Question

Define ‘self-inductance’ of a coil. Derive an expression for self-inductance of a long solenoid of cross-sectional area \( A \) and length \( l \), having \( n \) turns per unit length.

Hint:

Self-inductance depends on geometry and material of the coil. For solenoids, use flux linkage \( \Phi = N\phi \) and relate it to current.

Answer 1

Self-Inductance: Self-inductance of a coil is the property by which it opposes any change in the current flowing through it, by inducing an emf in itself. The self-induced emf is given by: \[ \mathcal{E} = -L \frac{dI}{dt} \] Where \( L \) is the self-inductance.
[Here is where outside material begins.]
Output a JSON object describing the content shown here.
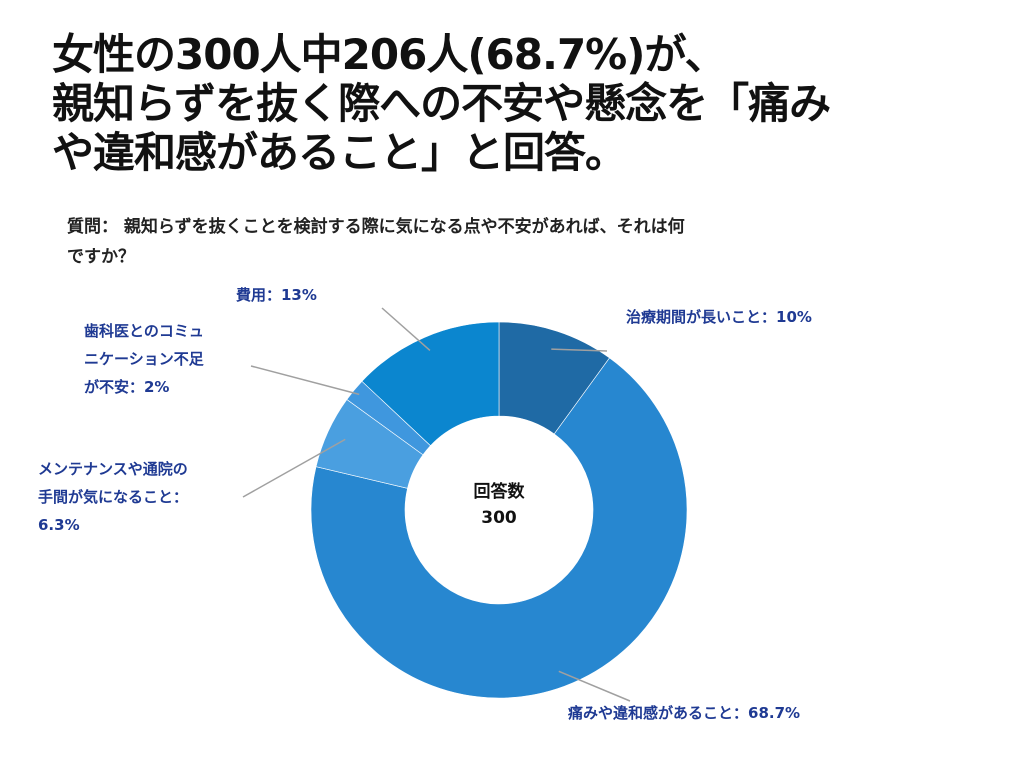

Derivation: Consider a solenoid of: - Cross-sectional area \( A \) - Length \( l \) - Turns per unit length \( n \) - Total number of turns \( N = n \cdot l \) Magnetic field inside a long solenoid: \[ B = \mu_0 n I \] Magnetic flux through each turn: \[ \phi = B \cdot A = \mu_0 n I A \] Total flux linkage for \( N \) turns: \[ \Phi = N \cdot \phi = n l \cdot \mu_0 n I A = \mu_0 n^2 A l I \] From the definition of self-inductance: \[ \Phi = L I \Rightarrow L = \mu_0 n^2 A l \] Final Expression: \[ \boxed{ L = \mu_0 n^2 A l } \]